All this has led to the formulation of certain rules of interpretation of statutes, out of which
harmonious construction is one such significant rule.
Harmonious construction, as the term suggests, when two or more provisions of a statute or
different statutes or of two different legislations are in conflict pertaining to an issue, then this
rule has its application, firstly this rule should be resorted in order to reconcile those provisions
which are in conflict, if it doesnt help the situation then other rules should be resorted which
generally gives an overriding effect.
The doctrine or the rule of harmonious construction is adopted when there is a conflict
between two or more statues or between the parts or provisions of the statues. As per this
doctrine the courts try to avoid conflicts between the provisions of the statutes.
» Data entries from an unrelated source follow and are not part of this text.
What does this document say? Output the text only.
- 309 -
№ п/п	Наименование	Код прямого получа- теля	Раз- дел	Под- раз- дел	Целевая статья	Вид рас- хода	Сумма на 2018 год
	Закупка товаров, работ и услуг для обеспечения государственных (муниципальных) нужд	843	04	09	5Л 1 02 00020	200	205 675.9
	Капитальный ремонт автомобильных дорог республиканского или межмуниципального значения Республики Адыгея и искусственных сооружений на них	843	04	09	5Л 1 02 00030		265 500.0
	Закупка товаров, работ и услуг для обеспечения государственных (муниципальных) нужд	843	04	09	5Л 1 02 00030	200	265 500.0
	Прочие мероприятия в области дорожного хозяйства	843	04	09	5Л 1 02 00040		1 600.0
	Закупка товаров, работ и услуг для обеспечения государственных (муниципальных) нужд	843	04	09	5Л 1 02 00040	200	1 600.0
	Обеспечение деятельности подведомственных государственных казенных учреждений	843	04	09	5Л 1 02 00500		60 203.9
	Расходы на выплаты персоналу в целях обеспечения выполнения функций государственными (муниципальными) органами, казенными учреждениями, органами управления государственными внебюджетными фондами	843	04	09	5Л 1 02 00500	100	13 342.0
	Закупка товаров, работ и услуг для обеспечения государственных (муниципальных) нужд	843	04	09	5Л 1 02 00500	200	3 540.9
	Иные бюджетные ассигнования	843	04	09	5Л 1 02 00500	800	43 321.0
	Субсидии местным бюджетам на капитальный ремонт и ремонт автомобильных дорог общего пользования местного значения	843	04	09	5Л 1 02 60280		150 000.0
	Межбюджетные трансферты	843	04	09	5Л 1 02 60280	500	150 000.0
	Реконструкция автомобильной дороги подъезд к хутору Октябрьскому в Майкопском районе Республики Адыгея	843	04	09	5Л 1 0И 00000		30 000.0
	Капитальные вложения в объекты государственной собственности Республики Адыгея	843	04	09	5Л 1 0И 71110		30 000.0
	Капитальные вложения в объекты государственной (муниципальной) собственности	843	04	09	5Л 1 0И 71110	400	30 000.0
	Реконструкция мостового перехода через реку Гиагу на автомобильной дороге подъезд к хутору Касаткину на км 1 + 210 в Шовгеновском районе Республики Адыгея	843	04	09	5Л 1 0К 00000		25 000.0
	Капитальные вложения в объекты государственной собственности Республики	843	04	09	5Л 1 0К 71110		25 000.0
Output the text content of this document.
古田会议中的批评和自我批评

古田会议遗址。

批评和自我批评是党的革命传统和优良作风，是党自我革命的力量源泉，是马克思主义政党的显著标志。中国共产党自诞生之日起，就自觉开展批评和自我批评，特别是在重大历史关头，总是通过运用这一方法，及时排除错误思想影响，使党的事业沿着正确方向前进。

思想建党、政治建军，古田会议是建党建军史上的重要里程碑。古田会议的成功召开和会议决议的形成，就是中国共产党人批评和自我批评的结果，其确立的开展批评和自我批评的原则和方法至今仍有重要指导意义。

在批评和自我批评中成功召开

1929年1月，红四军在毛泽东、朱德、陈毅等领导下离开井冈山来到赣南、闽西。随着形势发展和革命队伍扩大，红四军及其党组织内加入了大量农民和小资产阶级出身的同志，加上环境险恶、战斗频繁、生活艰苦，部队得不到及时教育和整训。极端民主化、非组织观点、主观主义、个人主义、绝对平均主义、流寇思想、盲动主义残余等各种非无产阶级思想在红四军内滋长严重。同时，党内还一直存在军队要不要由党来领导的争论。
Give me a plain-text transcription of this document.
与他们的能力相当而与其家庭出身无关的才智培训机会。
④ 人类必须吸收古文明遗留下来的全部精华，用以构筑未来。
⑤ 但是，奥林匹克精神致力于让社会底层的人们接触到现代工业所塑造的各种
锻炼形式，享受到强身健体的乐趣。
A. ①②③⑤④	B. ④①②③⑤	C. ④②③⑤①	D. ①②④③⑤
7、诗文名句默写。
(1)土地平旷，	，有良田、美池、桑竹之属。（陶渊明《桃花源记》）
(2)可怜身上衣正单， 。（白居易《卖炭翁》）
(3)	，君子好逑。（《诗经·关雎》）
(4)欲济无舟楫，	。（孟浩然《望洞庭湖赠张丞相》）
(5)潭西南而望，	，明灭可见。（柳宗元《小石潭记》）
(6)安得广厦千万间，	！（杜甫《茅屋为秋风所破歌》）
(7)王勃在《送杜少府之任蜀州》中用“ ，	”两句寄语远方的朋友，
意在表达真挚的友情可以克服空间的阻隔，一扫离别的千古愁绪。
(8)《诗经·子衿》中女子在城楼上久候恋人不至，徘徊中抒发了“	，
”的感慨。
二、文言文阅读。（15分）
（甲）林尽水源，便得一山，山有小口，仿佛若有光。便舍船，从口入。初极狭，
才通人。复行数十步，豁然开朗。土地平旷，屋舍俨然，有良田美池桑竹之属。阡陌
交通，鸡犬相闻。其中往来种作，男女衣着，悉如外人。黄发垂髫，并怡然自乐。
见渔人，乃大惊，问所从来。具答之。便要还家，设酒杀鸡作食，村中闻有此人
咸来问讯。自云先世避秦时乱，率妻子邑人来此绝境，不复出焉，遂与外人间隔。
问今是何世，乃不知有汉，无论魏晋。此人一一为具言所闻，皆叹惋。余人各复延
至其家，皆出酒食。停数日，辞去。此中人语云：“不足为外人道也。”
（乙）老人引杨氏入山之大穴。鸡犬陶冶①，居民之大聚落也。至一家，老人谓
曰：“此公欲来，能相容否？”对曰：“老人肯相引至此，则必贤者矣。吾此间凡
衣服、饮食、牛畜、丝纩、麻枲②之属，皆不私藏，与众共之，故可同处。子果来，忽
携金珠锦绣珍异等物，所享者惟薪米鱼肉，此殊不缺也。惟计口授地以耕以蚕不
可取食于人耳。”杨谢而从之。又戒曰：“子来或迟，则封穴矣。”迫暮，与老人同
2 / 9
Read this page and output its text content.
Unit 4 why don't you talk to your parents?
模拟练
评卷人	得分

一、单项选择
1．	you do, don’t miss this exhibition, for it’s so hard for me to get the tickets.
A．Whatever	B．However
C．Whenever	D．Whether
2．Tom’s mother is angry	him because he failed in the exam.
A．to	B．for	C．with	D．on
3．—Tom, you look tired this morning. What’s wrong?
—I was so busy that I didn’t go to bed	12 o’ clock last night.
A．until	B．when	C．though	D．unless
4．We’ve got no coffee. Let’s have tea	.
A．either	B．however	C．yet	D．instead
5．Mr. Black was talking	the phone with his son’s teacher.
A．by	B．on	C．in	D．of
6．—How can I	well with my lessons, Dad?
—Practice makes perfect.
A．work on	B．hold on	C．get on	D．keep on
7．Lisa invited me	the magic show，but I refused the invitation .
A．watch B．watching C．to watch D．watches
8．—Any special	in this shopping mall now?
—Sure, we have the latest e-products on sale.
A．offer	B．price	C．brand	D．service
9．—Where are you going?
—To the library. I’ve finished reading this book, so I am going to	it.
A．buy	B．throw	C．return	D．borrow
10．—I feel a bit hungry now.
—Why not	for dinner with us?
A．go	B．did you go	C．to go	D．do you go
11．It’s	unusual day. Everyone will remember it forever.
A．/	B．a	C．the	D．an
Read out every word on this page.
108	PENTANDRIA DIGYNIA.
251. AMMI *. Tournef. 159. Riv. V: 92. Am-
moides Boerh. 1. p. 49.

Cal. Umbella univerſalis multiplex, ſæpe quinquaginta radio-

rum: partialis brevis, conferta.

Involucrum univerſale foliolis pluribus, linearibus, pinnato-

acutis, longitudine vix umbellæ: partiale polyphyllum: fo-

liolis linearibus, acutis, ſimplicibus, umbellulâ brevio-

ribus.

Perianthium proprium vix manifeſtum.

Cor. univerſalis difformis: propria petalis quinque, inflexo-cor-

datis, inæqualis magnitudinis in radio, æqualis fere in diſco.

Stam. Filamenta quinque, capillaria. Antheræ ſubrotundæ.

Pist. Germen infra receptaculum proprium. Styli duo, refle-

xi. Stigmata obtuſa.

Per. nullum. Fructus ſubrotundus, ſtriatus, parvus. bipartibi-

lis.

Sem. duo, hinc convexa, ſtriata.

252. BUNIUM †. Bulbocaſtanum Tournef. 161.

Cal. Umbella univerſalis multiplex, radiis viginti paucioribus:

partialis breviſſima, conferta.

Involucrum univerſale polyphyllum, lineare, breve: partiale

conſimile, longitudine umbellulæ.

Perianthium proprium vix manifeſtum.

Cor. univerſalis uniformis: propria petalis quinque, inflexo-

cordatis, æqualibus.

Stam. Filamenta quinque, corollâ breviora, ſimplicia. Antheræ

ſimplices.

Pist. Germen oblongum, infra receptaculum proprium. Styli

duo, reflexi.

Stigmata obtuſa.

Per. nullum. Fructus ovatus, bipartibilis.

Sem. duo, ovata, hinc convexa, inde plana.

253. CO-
The doctrine
follows a very simple rule that every statute has made for a purpose and specific intent as per law
and it should be read as a whole and interpreted accordingly. Thus the provisions are so
interpreted that the conflict between the two statues or its provisions is avoided and each of them
is given effect. For this purpose, the scope and meaning of one may be restricted so as to give
meaning also to the other. So, The aim of the courts are:-1
i) An interpretation which makes the enactment consistent,
ii) A construction which avoids inconsistency or repugnancy between the various sections or
parts of the statute. However, in the case in which it shall be impossible to harmonize both the
provisions, the courts decision shall prevail.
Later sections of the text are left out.